Opposition leader Simon Busuttil last week said PN MEPs will vote for Mr Vella – only one vote will be held to approve the commission as a whole – but stopped short of saying whether they would lobby for his nomination.

The PN expressed “surprise” at what it described as the Prime Minister’s negative reaction.

“Rather than welcoming the Nationalist Party’s public statement of support for Karmenu Vella, the Prime Minister is casting doubt on it. Surely this is not a good way to rally national unity,” the PN said.

Mr Vella’s portfolio is the largest any Maltese commissioner has been entrusted with and came as a surprise to many. Green groups have expressed concern with the move to rope in the environment with other portfolios, which they believe will weaken the sector.

I am convinced Karmenu Vella will make a success of the post

But Dr Muscat did not see the irony of handing the environment portfolio to a country with significant challenges in the field. “We always had our problems in this and other sectors but we had our ways of proving ourselves and I am convinced Karmenu Vella will, as he did in every other portfolio he held, be realistic and make a success [of the post]... pushing forward EU policies in a sensible way,” Dr Muscat said.
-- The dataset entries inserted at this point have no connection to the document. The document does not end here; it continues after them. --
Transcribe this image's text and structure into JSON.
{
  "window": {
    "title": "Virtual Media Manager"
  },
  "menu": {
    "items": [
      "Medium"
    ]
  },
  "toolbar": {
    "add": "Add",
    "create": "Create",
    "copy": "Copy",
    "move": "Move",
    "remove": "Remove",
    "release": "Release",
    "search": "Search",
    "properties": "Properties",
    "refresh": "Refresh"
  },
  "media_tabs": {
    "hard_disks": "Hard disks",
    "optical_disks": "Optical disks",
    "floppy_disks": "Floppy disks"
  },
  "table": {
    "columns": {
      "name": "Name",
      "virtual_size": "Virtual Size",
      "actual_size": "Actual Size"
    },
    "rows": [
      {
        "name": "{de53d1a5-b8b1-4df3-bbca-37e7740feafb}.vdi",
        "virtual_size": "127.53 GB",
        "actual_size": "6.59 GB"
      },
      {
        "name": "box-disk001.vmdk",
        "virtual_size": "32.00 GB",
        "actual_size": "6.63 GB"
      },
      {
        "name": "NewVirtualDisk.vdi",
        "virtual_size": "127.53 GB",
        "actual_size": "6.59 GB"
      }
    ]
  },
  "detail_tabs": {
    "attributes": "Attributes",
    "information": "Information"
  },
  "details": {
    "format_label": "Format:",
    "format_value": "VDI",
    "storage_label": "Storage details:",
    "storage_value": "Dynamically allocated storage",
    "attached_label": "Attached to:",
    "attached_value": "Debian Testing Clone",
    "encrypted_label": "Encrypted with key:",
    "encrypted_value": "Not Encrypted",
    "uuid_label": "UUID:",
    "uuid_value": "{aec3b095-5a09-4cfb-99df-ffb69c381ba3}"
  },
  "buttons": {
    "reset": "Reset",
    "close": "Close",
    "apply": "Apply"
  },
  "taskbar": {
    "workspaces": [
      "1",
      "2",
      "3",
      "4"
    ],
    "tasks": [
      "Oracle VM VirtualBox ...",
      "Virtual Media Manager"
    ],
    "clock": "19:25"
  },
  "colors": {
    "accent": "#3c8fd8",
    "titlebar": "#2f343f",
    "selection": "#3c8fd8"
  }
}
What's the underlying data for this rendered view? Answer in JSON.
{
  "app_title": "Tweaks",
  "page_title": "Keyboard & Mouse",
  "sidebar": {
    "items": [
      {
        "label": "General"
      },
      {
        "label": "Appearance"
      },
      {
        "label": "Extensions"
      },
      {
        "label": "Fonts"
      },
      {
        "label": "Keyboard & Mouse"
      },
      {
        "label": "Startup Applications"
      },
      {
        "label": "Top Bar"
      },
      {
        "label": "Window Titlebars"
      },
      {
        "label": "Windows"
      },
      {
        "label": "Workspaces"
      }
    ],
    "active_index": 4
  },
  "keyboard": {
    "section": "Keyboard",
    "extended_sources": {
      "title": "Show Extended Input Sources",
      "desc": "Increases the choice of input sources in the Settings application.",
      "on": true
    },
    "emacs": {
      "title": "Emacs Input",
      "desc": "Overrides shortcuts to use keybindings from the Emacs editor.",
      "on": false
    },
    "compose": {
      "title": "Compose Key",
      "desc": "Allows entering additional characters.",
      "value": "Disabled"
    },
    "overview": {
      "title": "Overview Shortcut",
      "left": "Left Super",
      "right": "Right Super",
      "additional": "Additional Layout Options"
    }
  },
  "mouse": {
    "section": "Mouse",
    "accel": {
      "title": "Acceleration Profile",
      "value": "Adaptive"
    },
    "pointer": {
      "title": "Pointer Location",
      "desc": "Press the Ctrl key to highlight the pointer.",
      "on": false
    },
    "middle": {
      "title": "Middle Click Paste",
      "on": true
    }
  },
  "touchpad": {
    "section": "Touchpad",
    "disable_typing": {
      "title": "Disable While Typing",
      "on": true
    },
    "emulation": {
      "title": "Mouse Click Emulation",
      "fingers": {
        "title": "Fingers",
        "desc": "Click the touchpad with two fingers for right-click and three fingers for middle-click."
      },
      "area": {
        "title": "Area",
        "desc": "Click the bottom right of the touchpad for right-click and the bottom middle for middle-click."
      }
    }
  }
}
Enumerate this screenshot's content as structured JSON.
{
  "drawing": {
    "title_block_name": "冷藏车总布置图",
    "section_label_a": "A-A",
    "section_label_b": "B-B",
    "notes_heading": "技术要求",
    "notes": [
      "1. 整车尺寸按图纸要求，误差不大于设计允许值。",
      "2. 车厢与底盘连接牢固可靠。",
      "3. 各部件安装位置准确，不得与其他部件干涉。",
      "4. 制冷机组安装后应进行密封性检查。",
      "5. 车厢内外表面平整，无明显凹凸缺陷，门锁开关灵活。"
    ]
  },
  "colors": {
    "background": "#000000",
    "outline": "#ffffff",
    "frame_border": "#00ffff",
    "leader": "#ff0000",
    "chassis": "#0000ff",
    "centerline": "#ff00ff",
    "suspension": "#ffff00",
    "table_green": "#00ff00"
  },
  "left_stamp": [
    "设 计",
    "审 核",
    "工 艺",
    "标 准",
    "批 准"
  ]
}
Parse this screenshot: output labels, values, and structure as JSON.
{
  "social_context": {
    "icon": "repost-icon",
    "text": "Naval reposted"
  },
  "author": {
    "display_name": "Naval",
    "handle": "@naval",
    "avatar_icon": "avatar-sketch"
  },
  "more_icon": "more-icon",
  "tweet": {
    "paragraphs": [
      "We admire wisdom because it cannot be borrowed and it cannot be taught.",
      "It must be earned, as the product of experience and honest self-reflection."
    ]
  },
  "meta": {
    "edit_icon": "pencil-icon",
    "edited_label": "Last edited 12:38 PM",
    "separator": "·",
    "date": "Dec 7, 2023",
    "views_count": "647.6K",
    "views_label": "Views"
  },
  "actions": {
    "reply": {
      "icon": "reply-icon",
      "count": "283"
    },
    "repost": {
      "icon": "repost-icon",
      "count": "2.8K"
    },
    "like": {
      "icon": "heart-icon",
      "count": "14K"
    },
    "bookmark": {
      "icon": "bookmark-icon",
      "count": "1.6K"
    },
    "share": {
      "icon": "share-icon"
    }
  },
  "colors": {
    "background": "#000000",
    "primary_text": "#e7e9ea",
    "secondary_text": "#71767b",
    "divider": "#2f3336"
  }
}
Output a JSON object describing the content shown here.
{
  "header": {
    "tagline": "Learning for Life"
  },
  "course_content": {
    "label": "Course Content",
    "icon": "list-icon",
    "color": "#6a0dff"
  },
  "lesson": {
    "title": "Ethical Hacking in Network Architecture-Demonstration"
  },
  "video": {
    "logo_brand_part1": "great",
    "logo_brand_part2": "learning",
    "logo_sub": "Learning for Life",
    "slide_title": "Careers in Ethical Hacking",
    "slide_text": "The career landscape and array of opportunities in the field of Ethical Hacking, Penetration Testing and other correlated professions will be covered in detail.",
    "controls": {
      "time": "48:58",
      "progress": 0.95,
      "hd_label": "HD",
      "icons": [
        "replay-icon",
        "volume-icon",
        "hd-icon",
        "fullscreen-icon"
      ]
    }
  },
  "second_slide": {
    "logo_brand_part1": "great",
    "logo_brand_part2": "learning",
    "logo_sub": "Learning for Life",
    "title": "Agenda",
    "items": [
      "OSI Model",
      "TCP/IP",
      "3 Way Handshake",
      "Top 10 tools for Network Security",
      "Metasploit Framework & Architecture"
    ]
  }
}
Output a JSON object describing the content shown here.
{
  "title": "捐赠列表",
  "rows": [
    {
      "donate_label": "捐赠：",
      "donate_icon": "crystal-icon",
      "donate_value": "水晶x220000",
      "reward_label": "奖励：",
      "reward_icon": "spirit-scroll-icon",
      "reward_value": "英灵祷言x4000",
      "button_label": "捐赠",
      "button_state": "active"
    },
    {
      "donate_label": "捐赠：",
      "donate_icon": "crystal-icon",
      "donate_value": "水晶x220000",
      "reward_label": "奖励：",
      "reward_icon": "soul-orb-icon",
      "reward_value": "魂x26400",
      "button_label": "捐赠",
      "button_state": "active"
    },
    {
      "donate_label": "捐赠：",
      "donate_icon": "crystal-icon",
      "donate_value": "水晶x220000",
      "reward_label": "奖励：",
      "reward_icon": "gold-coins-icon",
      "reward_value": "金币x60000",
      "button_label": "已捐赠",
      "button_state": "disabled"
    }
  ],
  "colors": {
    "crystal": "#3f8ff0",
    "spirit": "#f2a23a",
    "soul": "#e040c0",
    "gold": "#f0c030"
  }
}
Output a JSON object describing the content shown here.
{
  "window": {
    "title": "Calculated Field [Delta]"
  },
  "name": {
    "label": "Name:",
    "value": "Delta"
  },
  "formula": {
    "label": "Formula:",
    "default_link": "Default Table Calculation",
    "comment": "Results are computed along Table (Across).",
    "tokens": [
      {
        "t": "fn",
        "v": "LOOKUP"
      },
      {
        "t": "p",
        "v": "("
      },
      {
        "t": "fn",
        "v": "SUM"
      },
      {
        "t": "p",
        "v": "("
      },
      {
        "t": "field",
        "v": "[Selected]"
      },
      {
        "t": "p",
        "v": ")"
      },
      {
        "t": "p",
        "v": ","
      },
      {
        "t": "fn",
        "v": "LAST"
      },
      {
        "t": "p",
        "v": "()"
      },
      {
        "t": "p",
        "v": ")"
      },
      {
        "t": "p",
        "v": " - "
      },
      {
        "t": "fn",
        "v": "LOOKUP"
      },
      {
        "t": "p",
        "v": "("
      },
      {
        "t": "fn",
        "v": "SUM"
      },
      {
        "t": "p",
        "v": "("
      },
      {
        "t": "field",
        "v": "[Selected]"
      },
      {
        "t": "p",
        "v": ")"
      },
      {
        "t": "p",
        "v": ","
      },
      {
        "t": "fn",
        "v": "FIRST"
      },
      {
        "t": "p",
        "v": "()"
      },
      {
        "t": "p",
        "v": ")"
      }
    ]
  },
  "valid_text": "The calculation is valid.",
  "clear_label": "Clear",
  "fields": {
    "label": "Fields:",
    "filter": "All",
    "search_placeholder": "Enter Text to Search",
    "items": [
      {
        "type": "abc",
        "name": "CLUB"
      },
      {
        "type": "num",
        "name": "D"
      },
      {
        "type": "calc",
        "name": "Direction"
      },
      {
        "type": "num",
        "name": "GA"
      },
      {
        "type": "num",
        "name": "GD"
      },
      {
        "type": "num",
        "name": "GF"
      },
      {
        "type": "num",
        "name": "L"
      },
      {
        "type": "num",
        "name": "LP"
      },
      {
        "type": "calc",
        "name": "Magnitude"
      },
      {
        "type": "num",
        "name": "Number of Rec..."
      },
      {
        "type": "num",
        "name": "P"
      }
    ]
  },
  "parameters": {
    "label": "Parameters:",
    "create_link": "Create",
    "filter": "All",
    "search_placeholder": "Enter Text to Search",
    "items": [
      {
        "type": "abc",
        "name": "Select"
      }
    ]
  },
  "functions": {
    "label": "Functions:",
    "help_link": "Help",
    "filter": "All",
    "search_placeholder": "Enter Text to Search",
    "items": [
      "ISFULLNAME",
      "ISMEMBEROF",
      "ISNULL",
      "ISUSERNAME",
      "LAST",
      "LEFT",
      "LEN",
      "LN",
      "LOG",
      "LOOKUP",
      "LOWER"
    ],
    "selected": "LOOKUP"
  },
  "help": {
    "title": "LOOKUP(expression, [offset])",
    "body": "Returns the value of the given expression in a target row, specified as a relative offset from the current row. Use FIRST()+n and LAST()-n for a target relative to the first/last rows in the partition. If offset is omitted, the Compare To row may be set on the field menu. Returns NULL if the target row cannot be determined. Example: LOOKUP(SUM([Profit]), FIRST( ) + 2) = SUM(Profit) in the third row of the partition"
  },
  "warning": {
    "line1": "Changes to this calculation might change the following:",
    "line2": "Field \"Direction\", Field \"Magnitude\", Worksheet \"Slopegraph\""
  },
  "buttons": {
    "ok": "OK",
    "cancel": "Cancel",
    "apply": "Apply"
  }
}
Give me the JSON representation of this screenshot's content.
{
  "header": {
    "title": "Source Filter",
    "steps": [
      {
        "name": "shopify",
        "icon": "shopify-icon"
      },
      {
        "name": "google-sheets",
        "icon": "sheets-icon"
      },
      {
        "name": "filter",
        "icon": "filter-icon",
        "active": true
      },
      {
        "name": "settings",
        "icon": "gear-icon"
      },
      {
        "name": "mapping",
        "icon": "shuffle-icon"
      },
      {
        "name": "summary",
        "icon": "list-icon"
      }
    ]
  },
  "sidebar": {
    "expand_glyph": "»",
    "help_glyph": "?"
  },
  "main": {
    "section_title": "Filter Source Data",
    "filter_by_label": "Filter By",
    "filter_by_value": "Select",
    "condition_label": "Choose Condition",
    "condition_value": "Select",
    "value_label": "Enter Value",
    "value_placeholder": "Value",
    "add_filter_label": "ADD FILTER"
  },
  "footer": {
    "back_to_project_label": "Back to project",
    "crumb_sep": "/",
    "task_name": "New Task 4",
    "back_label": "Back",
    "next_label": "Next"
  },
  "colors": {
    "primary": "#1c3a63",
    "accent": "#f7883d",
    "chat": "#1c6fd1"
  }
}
Meanwhile, newly elected Labour MEP Miriam Dalli, who is Mr Vella’s daughter-in-law, yesterday told this newspaper she will not participate in the questioning of Mr Vella by the European Parliament.

She sits on the parliament’s environment committee that is expected to take a lead role in questioning Mr Vella when commissioner-designates face MEPs at the end of the month.

“I informed the coordinator of the Socialists and Democrats [the political group she forms part of] and the president of the environment committee that I will be present but not participate because it will be unethical for me to do so,” she said.